Mulch is one of the most practical tools for splash control, especially on agricultural land or construction sites. A global meta-analysis of mulching studies found that mulch reduces soil loss by about 76% on average. At 60% ground coverage or higher, mulch can cut soil loss by roughly 80% and runoff by about 50%. The material itself matters less than the coverage: straw, wood chips, gravel, and crop residue all work by absorbing raindrop energy and shielding the soil surface.

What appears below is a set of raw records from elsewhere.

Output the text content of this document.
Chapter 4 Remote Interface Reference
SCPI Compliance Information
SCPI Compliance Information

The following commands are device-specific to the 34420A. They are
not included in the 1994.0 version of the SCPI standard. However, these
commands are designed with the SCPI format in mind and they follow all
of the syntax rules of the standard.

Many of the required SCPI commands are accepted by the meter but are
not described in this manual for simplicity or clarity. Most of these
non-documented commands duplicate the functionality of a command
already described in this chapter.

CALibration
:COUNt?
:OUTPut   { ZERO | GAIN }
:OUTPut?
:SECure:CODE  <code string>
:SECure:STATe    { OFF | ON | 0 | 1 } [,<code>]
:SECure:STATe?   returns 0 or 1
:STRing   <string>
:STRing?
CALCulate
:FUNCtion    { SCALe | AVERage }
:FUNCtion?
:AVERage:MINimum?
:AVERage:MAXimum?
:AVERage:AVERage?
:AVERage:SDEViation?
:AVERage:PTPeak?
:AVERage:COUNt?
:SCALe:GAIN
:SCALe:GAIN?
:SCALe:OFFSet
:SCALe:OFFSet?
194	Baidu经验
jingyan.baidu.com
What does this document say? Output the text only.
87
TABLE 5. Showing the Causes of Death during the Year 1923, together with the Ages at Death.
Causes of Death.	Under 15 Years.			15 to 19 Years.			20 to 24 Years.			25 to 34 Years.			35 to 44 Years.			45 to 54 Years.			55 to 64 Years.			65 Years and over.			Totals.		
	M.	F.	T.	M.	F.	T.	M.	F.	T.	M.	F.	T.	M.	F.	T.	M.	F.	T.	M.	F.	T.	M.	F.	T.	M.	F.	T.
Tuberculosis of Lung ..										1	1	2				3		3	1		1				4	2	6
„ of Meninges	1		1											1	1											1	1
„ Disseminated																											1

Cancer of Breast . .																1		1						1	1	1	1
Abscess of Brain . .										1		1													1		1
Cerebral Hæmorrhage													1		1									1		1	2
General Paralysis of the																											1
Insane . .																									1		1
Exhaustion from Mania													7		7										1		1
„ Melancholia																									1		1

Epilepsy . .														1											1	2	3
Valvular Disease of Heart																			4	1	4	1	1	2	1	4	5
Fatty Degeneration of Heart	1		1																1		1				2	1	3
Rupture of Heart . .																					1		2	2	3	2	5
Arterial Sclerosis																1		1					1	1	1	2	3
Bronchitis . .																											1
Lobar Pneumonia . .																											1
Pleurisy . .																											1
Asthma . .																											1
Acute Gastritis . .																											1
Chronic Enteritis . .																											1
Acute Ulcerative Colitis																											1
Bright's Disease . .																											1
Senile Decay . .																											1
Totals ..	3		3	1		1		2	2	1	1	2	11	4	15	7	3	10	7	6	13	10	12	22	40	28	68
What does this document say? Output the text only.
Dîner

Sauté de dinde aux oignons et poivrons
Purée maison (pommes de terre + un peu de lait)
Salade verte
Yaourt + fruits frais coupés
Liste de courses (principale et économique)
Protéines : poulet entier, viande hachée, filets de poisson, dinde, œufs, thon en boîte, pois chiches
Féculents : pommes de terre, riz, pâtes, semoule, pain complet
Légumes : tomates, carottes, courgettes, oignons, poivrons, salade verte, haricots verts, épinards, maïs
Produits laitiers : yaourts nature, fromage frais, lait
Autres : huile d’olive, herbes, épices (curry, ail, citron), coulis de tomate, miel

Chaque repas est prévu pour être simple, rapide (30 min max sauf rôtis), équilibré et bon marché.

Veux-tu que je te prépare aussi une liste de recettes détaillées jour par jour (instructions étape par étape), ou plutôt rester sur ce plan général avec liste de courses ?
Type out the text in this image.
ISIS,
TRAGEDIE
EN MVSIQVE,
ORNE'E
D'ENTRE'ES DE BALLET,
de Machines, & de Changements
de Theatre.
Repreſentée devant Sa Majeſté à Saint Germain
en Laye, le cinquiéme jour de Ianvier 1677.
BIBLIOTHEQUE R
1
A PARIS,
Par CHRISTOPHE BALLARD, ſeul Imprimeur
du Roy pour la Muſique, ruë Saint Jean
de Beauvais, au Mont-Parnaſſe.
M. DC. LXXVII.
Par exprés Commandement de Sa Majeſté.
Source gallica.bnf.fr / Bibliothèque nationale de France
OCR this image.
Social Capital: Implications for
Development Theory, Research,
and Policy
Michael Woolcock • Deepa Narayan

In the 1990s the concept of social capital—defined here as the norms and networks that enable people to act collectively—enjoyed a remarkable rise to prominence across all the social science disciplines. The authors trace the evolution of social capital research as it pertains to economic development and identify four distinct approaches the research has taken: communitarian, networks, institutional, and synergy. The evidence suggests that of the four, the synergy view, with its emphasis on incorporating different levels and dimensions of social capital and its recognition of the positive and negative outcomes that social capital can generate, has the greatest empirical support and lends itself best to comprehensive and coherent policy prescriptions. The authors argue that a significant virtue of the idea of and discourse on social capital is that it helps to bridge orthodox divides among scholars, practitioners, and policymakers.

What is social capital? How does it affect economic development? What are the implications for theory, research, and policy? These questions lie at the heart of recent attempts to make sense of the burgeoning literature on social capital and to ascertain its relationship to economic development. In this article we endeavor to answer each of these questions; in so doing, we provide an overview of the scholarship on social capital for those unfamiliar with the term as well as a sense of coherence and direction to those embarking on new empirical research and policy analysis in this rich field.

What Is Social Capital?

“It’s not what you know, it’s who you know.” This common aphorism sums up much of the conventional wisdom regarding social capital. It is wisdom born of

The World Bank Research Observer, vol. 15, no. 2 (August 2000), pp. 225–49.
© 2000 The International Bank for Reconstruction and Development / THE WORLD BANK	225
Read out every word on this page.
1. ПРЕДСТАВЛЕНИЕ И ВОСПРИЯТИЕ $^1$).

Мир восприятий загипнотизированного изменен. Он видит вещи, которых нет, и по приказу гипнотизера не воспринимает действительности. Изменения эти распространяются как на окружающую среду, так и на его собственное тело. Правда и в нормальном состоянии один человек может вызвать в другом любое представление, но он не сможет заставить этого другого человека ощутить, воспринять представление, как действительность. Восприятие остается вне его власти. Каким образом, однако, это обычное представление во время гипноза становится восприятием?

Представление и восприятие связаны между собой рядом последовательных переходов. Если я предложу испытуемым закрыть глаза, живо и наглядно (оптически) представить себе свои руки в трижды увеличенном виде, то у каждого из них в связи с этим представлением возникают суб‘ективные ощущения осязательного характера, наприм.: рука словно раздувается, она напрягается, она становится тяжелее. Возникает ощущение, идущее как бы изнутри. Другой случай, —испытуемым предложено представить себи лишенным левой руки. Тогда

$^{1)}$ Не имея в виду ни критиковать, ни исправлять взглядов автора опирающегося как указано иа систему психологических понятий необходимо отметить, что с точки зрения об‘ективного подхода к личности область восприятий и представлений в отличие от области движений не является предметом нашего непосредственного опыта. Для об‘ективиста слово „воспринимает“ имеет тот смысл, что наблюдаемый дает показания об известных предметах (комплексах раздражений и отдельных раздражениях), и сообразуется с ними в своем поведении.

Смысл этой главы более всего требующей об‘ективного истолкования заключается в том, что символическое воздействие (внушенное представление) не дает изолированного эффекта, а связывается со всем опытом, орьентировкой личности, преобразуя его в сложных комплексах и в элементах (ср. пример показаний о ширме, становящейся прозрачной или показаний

Recognizing Splash Erosion in the Field
Splash erosion is easy to overlook because it moves soil in tiny increments. But there are visible signs. After a rain, look for small pedestals of soil capped by a pebble or leaf fragment. The cap protected the soil beneath it while surrounding soil was splashed away, leaving a miniature column. Mud spatter on the lower stems of plants, fence posts, or building foundations is another telltale sign. On pale-colored surfaces like concrete or siding, you can often see the characteristic fan-shaped spray pattern left by individual drop impacts.
Over a full growing season on bare, sloped agricultural land, splash erosion can move a surprising volume of soil. It is not as visually dramatic as a gully cutting across a field, but it is the process that feeds those gullies their sediment. Controlling splash at the source, by maintaining ground cover, minimizing bare soil exposure, and using mulch during vulnerable periods, interrupts the erosion cycle before sheet flow and rills take over.